The following is given in the words of a missionary who witnessed the affecting fact. "A master of slaves exercised his barbarities on a sabbath morning, while we were worshiping God in the chapel, and the cries of the female sufferers have frequently interrupted our devotions; but there was no redress for them or for us. This man wanted money; and one of the female slaves having two fine children, he sold one of them, and the child was torn from her maternal affection. In the agony of her feelings she made a hideous howling, and for that crime was flogged. Some time afterwards he sold her other child; this turned her heart within her, and impelled her into a kind of madness: she howled night and day in the yard, tore her hair, ran up and down the streets rending the heavens with her cries, and literally watering the earth with her tears. Her constant cry was, "De wicked massa, he sell me children. Will no buckra massa pity poor nego? What me do? me have no child!" As she stood before my window, she said, lifting up her hands to heaven, "My massa, do my massa minister pity me! me heart do so, (shaking herself violently,) me heart do so because me have no child. Me go a massa house, in massa yard, and in me hut, but me no see um;" and then her cry went up to God. I durst not (adds the missionary) be seen looking at her.

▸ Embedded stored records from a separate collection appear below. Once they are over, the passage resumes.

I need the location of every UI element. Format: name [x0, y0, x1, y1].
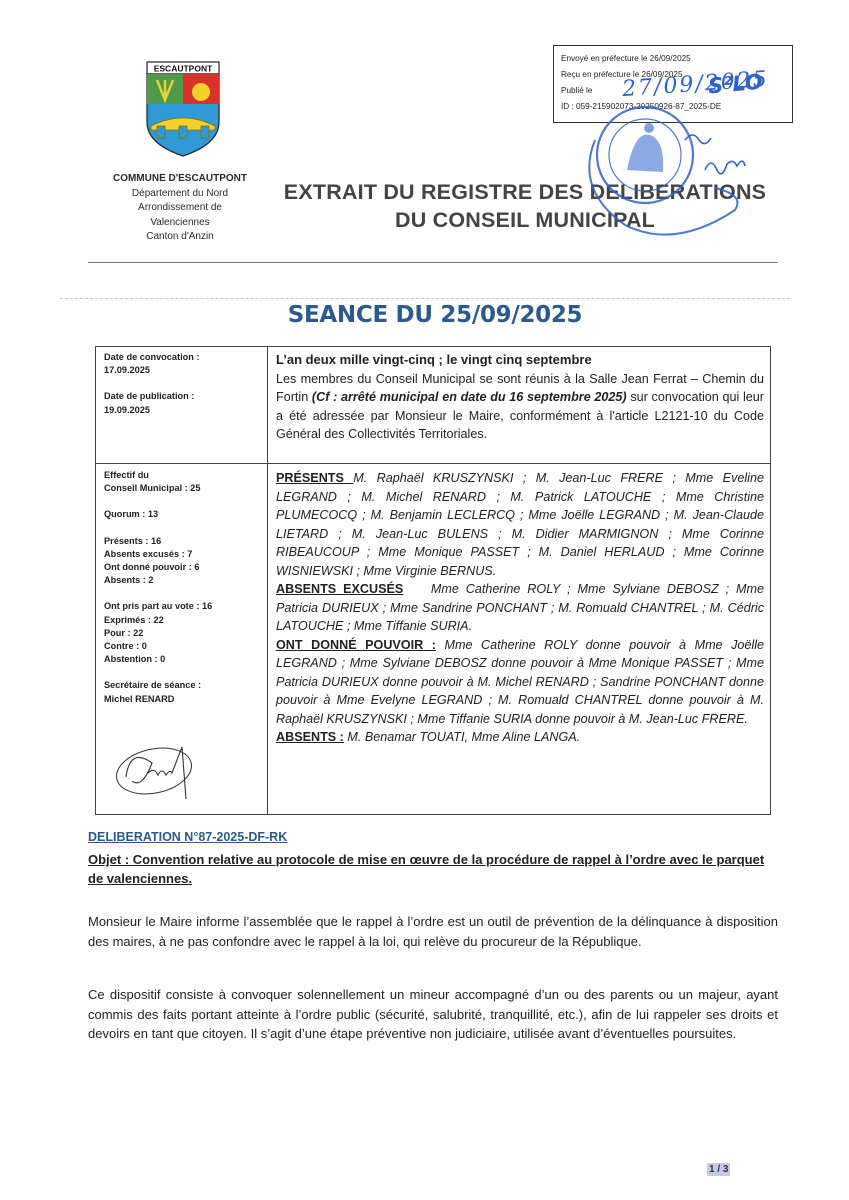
document-title: EXTRAIT DU REGISTRE DES DELIBERATIONS DU… — [265, 178, 785, 234]
coat-of-arms-icon: ESCAUTPONT — [143, 60, 223, 160]
commune-name: COMMUNE D'ESCAUTPONT — [95, 172, 265, 187]
deliberation-object: Objet : Convention relative au protocole… — [88, 850, 778, 888]
document-title-line2: DU CONSEIL MUNICIPAL — [265, 206, 785, 234]
deliberation-paragraph-2: Ce dispositif consiste à convoquer solen… — [88, 985, 778, 1044]
deliberation-number: DELIBERATION N°87-2025-DF-RK — [88, 830, 287, 844]
session-info-table: Date de convocation : 17.09.2025 Date de… — [95, 346, 771, 815]
prefecture-sent: Envoyé en préfecture le 26/09/2025 — [561, 51, 792, 67]
pouvoir-label: ONT DONNÉ POUVOIR : — [276, 638, 436, 652]
pouvoirs-count: Ont donné pouvoir : 6 — [104, 561, 212, 574]
session-dates: Date de convocation : 17.09.2025 Date de… — [104, 351, 199, 417]
quorum: Quorum : 13 — [104, 508, 212, 521]
table-row-divider — [96, 463, 770, 464]
publication-label: Date de publication : — [104, 390, 199, 403]
secretaire-label: Secrétaire de séance : — [104, 679, 212, 692]
effectif-label: Effectif du — [104, 469, 212, 482]
convocation-date: 17.09.2025 — [104, 364, 199, 377]
secretaire-name: Michel RENARD — [104, 693, 212, 706]
convocation-label: Date de convocation : — [104, 351, 199, 364]
absents-paragraph: ABSENTS : M. Benamar TOUATI, Mme Aline L… — [276, 728, 764, 747]
commune-canton: Canton d'Anzin — [95, 230, 265, 245]
publication-date: 19.09.2025 — [104, 404, 199, 417]
secretary-signature-icon — [112, 737, 202, 805]
presents-paragraph: PRÉSENTS M. Raphaël KRUSZYNSKI ; M. Jean… — [276, 469, 764, 580]
prefecture-id: ID : 059-215902073-20250926-87_2025-DE — [561, 99, 792, 115]
intro-text: Les membres du Conseil Municipal se sont… — [276, 370, 764, 444]
pour-count: Pour : 22 — [104, 627, 212, 640]
logo-banner: ESCAUTPONT — [154, 64, 213, 74]
absents-excuses-count: Absents excusés : 7 — [104, 548, 212, 561]
handwritten-mark: S²LO — [707, 70, 764, 99]
session-title: SEANCE DU 25/09/2025 — [90, 302, 780, 328]
excuses-label: ABSENTS EXCUSÉS — [276, 582, 403, 596]
session-stats: Effectif du Conseil Municipal : 25 Quoru… — [104, 469, 212, 706]
excuses-paragraph: ABSENTS EXCUSÉS Mme Catherine ROLY ; Mme… — [276, 580, 764, 636]
commune-department: Département du Nord — [95, 187, 265, 202]
absents-label: ABSENTS : — [276, 730, 344, 744]
presents-label: PRÉSENTS — [276, 471, 353, 485]
session-intro: L’an deux mille vingt-cinq ; le vingt ci… — [276, 351, 764, 444]
document-title-line1: EXTRAIT DU REGISTRE DES DELIBERATIONS — [265, 178, 785, 206]
effectif-value: Conseil Municipal : 25 — [104, 482, 212, 495]
deliberation-paragraph-1: Monsieur le Maire informe l’assemblée qu… — [88, 912, 778, 951]
table-column-divider — [267, 347, 268, 814]
intro-date-line: L’an deux mille vingt-cinq ; le vingt ci… — [276, 351, 764, 370]
abstention-count: Abstention : 0 — [104, 653, 212, 666]
presents-count: Présents : 16 — [104, 535, 212, 548]
pouvoir-paragraph: ONT DONNÉ POUVOIR : Mme Catherine ROLY d… — [276, 636, 764, 729]
exprimes-count: Exprimés : 22 — [104, 614, 212, 627]
commune-header: COMMUNE D'ESCAUTPONT Département du Nord… — [95, 172, 265, 245]
commune-arrondissement-city: Valenciennes — [95, 216, 265, 231]
commune-arrondissement: Arrondissement de — [95, 201, 265, 216]
page-number: 1 / 3 — [707, 1163, 730, 1176]
absents-count: Absents : 2 — [104, 574, 212, 587]
presents-list: M. Raphaël KRUSZYNSKI ; M. Jean-Luc FRER… — [276, 471, 764, 578]
contre-count: Contre : 0 — [104, 640, 212, 653]
votants-count: Ont pris part au vote : 16 — [104, 600, 212, 613]
absents-list: M. Benamar TOUATI, Mme Aline LANGA. — [347, 730, 580, 744]
attendance-section: PRÉSENTS M. Raphaël KRUSZYNSKI ; M. Jean… — [276, 469, 764, 747]
header-divider — [88, 262, 778, 263]
intro-arrete-reference: (Cf : arrêté municipal en date du 16 sep… — [312, 390, 627, 404]
dashed-divider — [60, 298, 790, 299]
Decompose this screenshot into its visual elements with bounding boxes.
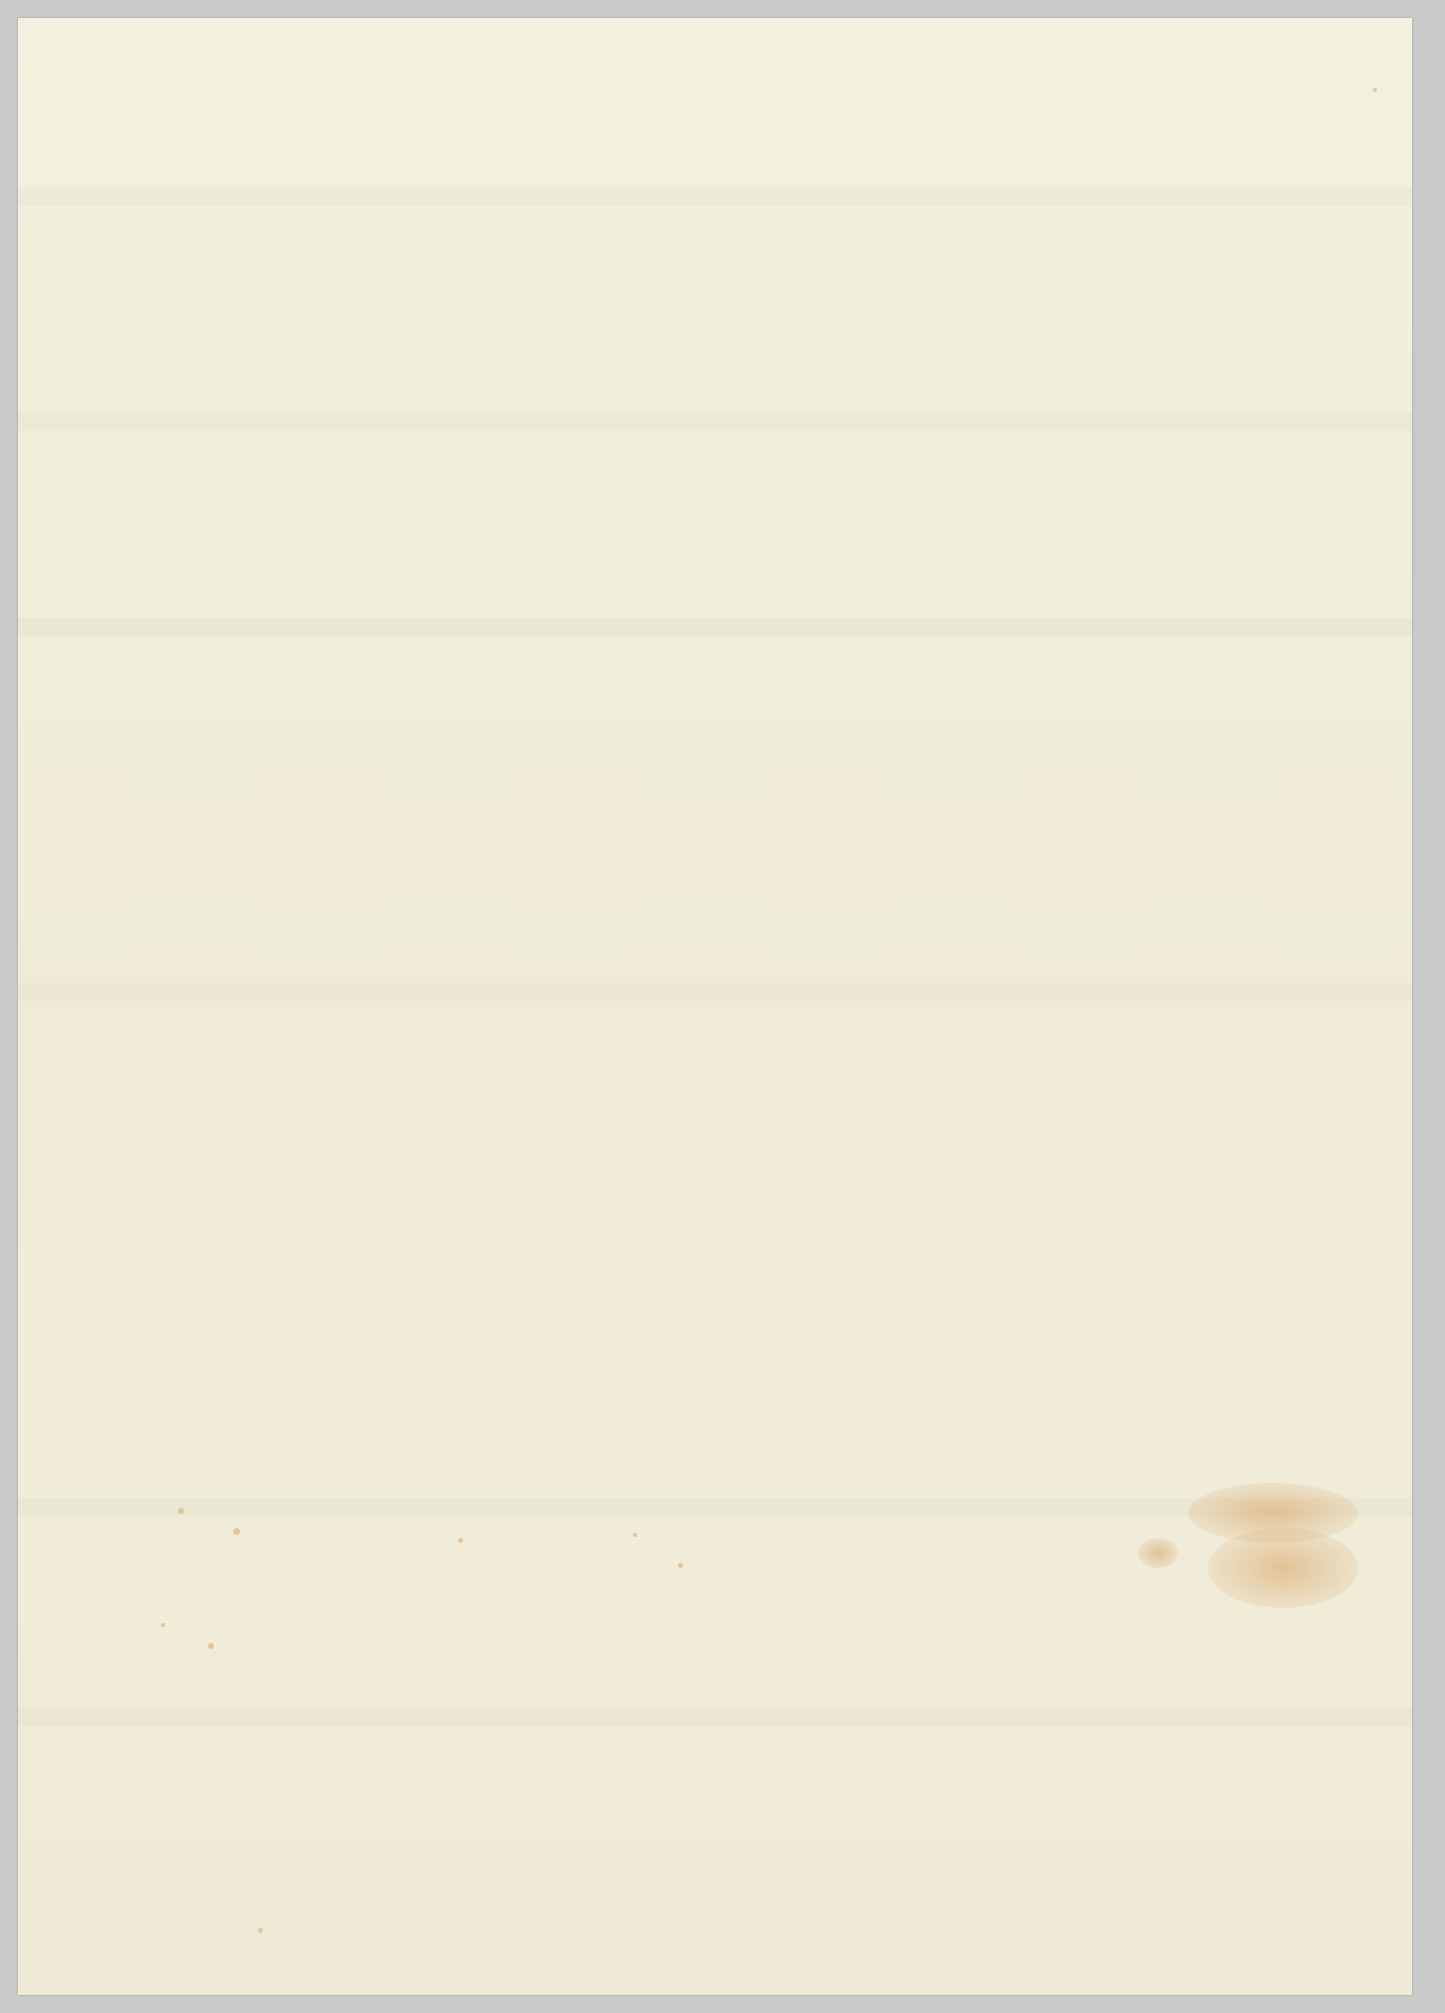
paper-fold-band: [18, 983, 1412, 1001]
paper-fold-band: [18, 188, 1412, 206]
foxing-stain: [1208, 1528, 1358, 1608]
foxing-stain: [1138, 1538, 1178, 1568]
foxing-spot: [208, 1643, 214, 1649]
paper-sheet: [18, 18, 1412, 1995]
foxing-spot: [233, 1528, 240, 1535]
paper-fold-band: [18, 618, 1412, 636]
foxing-spot: [161, 1623, 165, 1627]
foxing-spot: [678, 1563, 683, 1568]
paper-fold-band: [18, 413, 1412, 431]
paper-fold-band: [18, 1708, 1412, 1726]
foxing-spot: [258, 1928, 263, 1933]
foxing-spot: [633, 1533, 637, 1537]
foxing-spot: [458, 1538, 463, 1543]
foxing-spot: [178, 1508, 184, 1514]
foxing-spot: [1373, 88, 1377, 92]
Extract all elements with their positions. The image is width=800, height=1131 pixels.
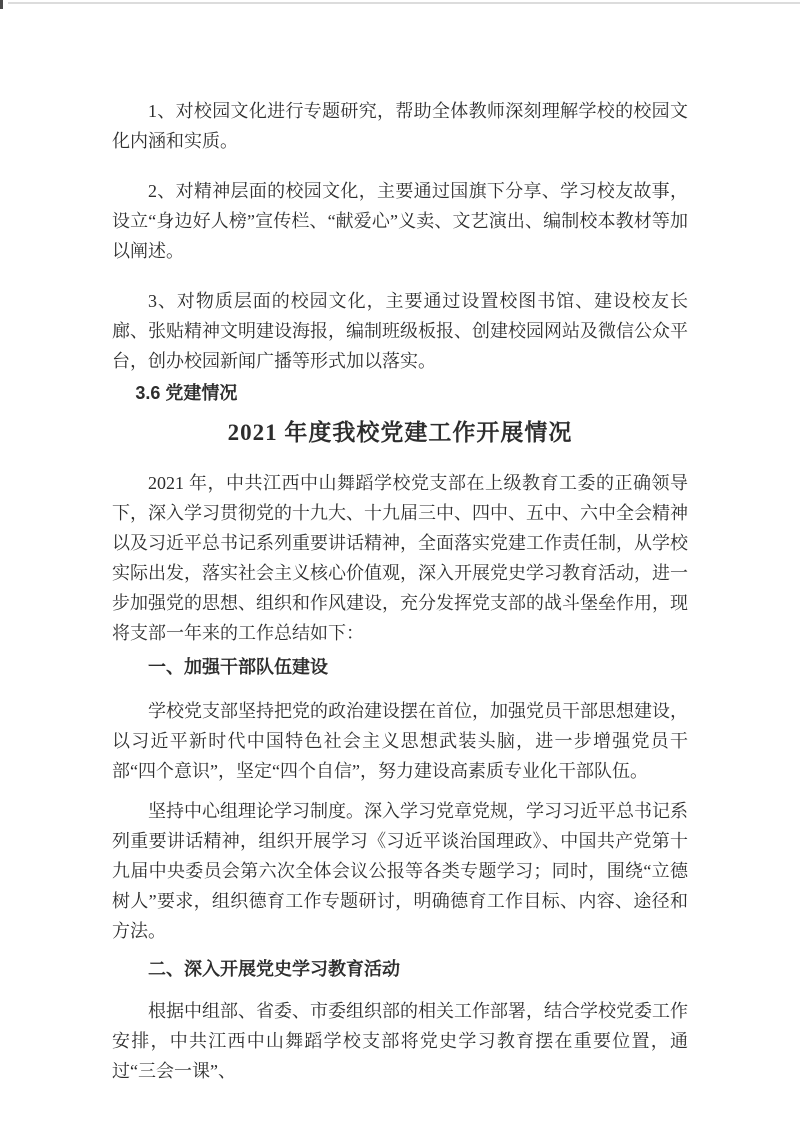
report-title: 2021 年度我校党建工作开展情况 (112, 416, 688, 450)
document-page: 1、对校园文化进行专题研究，帮助全体教师深刻理解学校的校园文化内涵和实质。 2、… (0, 0, 800, 1131)
report-subheading-2: 二、深入开展党史学习教育活动 (112, 954, 688, 984)
numbered-paragraph-2: 2、对精神层面的校园文化，主要通过国旗下分享、学习校友故事，设立“身边好人榜”宣… (112, 176, 688, 266)
scan-edge-line (8, 2, 800, 4)
report-subheading-1: 一、加强干部队伍建设 (112, 652, 688, 682)
document-content: 1、对校园文化进行专题研究，帮助全体教师深刻理解学校的校园文化内涵和实质。 2、… (112, 96, 688, 1086)
report-section1-paragraph-2: 坚持中心组理论学习制度。深入学习党章党规，学习习近平总书记系列重要讲话精神，组织… (112, 796, 688, 946)
report-section2-paragraph-1: 根据中组部、省委、市委组织部的相关工作部署，结合学校党委工作安排，中共江西中山舞… (112, 996, 688, 1086)
numbered-paragraph-3: 3、对物质层面的校园文化，主要通过设置校图书馆、建设校友长廊、张贴精神文明建设海… (112, 286, 688, 376)
section-heading-3-6: 3.6 党建情况 (112, 378, 688, 408)
numbered-paragraph-1: 1、对校园文化进行专题研究，帮助全体教师深刻理解学校的校园文化内涵和实质。 (112, 96, 688, 156)
report-section1-paragraph-1: 学校党支部坚持把党的政治建设摆在首位，加强党员干部思想建设，以习近平新时代中国特… (112, 696, 688, 786)
scan-corner-mark (0, 0, 3, 9)
report-intro-paragraph: 2021 年，中共江西中山舞蹈学校党支部在上级教育工委的正确领导下，深入学习贯彻… (112, 468, 688, 648)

Another missionary relates the case of a husband and wife being sold into different islands, after having lived twenty-four years together, and reared a family of children.

A few years ago it was enacted that it should not be legal to transport once established slaves from one island to another. A gentleman resolving to do so before the act came in force, effected the removal of a great part of his live stock. He bad a female slave, highly valuable to him, not the less so for being the mother of eight or nine children; her husband was the property of another owner in the neighbourhood: both of them were pious persons. Their masters not agreeing on a sale, separation ensued. Their minister accompanied them to the beach to be an eye-witness of the parting scene. One by one the father kissed his children with the firmness of a hero, and blessing them, gave, as his last words, "Farewell, be honest and obedient to your master." At length he had to take leave of his wife, there he stood, five or six yards from the mother of his children, unable to speak, or move, or do any thing, but gaze, and still to gaze, on the object of his long affections, about to cross the blue wave for ever from his aching sight. The fire of his eyes alone gave indication of the passion, until, after some minutes standing there, he fell senseless on the sand, as if suddenly struck down by the hand of the Almighty. Nature could do no more. The blood gushed from his nostrils and mouth, as if rushing from the terrors of the conflict within; and, amid the confusion occasioned by this circumstance, the vessel bore off his family for ever from the island!